Com elegância, Nélida Piñon confabula sobre o erotismo, a paixão platônica, a luxúria carnal entre dois homens (Mateus e o Africano), o desespero errante, o pecado sob o viés do Cristianismo, o segredo inviolável, as visões impuras e as suas manifestações mais cruas. Diz Mateus: “São estes pressentimentos que nos abatem ou distinguem a nossa espécie em meio ao matagal da existência?”.

Sem esquecer os contornos femininos contraditórios e misteriosos como os de Joana, Matilde, Leocádia e Amélia. Faustosamente filosófica e irônica, Nélida Piñon entrega: “O melhor do meu ofício é o que os homens relatam em tom de segredo. São lamúrias que não repetem em casa. Sem falar que juram por Deus jamais voltar ao lar onde são infelizes. Mas para onde irem?”. Um dia chegarei a Sagres é uma acusação ao revés. É sobretudo um discurso sobre a esperança e de como os sonhos e as ilusões movem o coração dos homens.

De maneira magistral, Nélida Piñon conduz uma personagem pelos seus desvelos e expectativas. Depois de Sagres, restará ainda Lisboa e a espera inacabada, assim como as lágrimas e os silêncios desatados pelo destino. Em 2021, Nélida Piñon festejou os seus 60 anos de dedicação ao ofício de escrever, cujo marco fundador é a peça Guia-mapa de Gabriel Arcanjo. Seu périplo é de uma vencedora. Um dia chegarei a Sagres é o coroamento de uma carreira humanística luminosa, que merece todas as honras da pátria e o amor de uma nação inteira.

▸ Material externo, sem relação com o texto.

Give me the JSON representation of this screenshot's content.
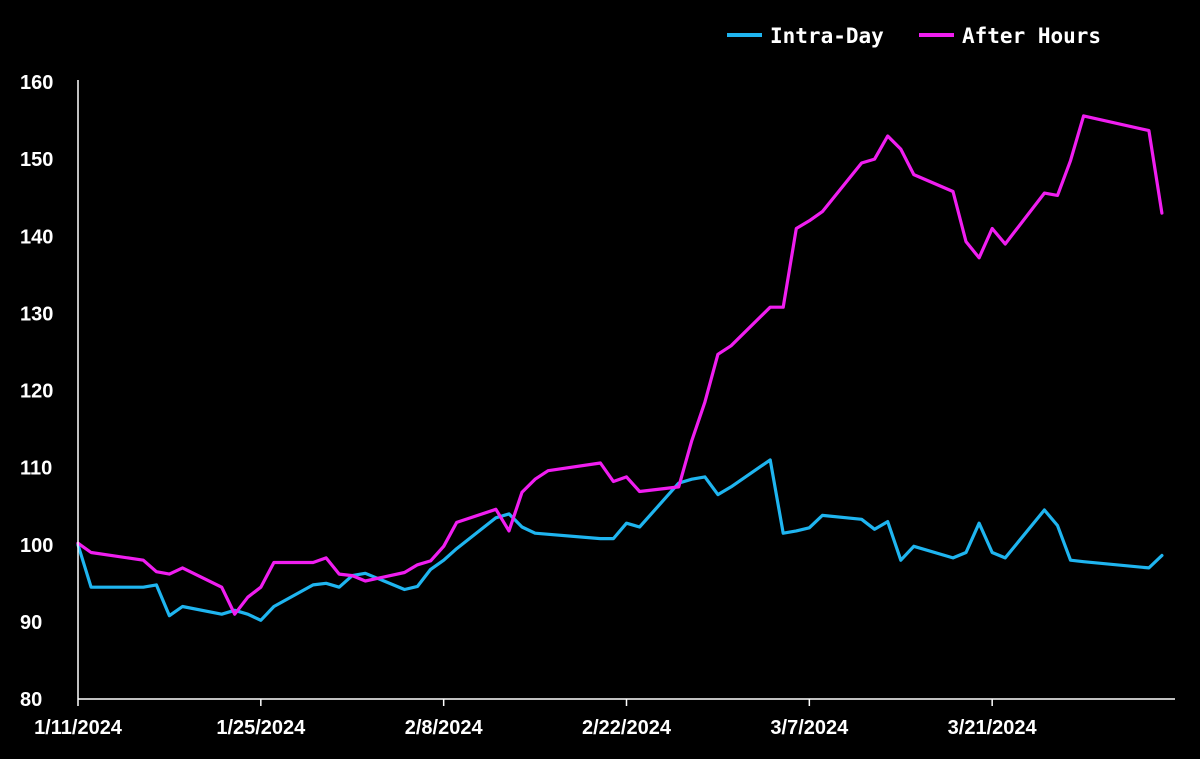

Nélida Piñon soube ser integral e substantiva, e continua a dar esperanças a seu país visceral, com lucidez e quimera. Uma filha de Homero e uma fidedigna sucessora de Machado de Assis.

A obra, Um dia chegarei a Sagres, lançada no segundo semestre do ano de 2020, já está em sua quarta edição. Somente uma escriba do porte intelectual e artístico de Nélida Piñon consegue esse feito editorial no Brasil. Trata-se de um Clássico e de uma Mulher inesquecível. “Minha forma era humana, mas o espírito assemelhava-se às vezes a um barco prestes a afundar nas cercanias de Sagres, um destino almejado, quando ali aportasse. Diante das ondas encapeladas, aguardaria o chamado do mar.”

Por Diego Mendes Sousa, membro do PEN Clube do Brasil.